I have heard concerns that Google or Apple would just expose whatever Blink/WebKit’s internals currently are, and the rest of us implementers would be stuck with that. Since this work is happening at W3C and participants include people working on competing engines, I am confident this won’t happen. I will also be watching for design decisions that could be incompatible with Servo’s goals (e.g. parallel layout, layout concurrent with script, etc.)


About the task force:

Mailing list: https://lists.w3.org/Archives/Public/public-houdini/
IRC: #houdini @ irc.w3.org
Wiki: https://wiki.css-houdini.org/
Draft specifications: http://dev.w3.org/houdini/
Source repository: https://hg.css-houdini.org/drafts
Read/write mirror repository (pull requests work): https://github.com/w3c/css-houdini-drafts


Formatted minutes of these discussions should be published soon. In the meantime, the raw IRC logs are at:

http://log.csswg.org/irc.w3.org/houdini/2015-02-06/
http://log.csswg.org/irc.w3.org/houdini/2015-02-07/


The group agreed on its own scope, and on starting new 8 specifications. I described them below based on my the minutes and my own recollection of the discussions. If you want to discussed the proposals themselves (as opposed to their implications for Servo), please do so on the public-houd...@w3.org mailing list. (Subscription info is at the URL above.)


* Fragment Tree

Expose read-only information to script about the fragment tree, which is roughly what implementations call the render tree, frame tree, or flow tree. This includes "anonymous" fragments, that are not generated directly by any DOM element. This was previously discussed as a "Box Tree", but was renamed since boxes (as defined in CSS specs) don’t have geometry, only fragments (again per spec, after fragmentation across lines, columns, regions or pages) do.


* CSS Parser API

Expose various pieces of the CSS parser: selectors, rules, complete stylesheets, colors, gradients, unknown properties, etc. Web authors are often doing this ad-hoc with regular expressions, which is painful and hard to get right. The shape and API of returned objects (representing tokens or an AST or higher-level values) is yet to be determined.

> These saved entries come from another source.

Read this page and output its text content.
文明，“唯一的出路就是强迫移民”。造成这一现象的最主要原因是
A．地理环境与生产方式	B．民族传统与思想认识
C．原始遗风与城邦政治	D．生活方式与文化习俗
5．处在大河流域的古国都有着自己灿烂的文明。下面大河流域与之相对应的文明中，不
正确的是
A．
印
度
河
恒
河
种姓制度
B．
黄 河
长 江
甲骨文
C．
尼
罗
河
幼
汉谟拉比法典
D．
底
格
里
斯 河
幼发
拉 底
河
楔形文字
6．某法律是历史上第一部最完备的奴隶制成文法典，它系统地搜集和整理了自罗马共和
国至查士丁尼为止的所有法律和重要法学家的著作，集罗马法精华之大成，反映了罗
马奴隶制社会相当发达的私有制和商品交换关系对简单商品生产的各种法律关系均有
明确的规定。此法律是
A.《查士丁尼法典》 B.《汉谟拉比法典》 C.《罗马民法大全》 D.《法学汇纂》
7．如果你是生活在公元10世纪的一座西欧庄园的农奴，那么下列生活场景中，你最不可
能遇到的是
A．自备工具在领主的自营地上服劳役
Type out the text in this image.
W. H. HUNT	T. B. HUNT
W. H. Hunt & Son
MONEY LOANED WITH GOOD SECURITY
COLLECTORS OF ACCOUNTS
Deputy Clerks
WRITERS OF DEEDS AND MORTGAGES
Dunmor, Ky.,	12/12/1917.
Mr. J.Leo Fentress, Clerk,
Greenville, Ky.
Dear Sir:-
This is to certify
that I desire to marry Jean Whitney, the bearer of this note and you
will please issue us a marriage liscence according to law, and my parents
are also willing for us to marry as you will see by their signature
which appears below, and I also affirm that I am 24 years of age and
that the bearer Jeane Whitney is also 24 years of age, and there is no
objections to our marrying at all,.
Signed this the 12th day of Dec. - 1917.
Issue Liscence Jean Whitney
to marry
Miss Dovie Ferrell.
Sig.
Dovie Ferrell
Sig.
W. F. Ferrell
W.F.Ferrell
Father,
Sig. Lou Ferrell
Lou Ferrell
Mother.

* CSS Properties and Values Extensions

Currently, CSS implementations throw away (per spec) rules or declarations they don’t understand. The error recovery and fallback allow for some forward-compatibility, but this is somewhat limited. We now also have CSS Custom Properties, but they’re namespaced with the -- prefix. This proposes adding APIs enabling script to register new at-rules and properties with a details about their behavior and callbacks for parsing, as well as new values for existing "types" (e.g color, length, image, …), thus enabling polyfills.


* Font Metrics Extensions

Some desired features like drop caps a.k.a. initial letters require various measurements from fonts such as position of the baseline, height of ascenders and descenders, etc. This proposes APIs to determine which font is actually used for a given piece of text in the document (since the `font-family` property accepts a list of family names) and query such measurements.


* Custom Paint

This proposes adding callbacks into script during painting, to enable various graphical effects. One example given was an animated procedural background image of ripples, as if on a fluid surface, that propagate from a disturbance point and bounce against the borders of the element.


* CSS Custom Layout

This propose adding the ability to define new layout modes (like Flexbox is a layout mode) in script, with callbacks for the various phases of layout. These modes would probably be opted into through new values of the 'display' property.


* CSS Scroll Extensions

This proposes adding hooks to control scrolling (e.g. for snap points), and what scrolling should block on (e.g. slow scroll event handlers).


* CSS Async Style

As far as I understand, this proposes adding control on what phases of rendering of what parts of the document can be deferred or (de)prioritized.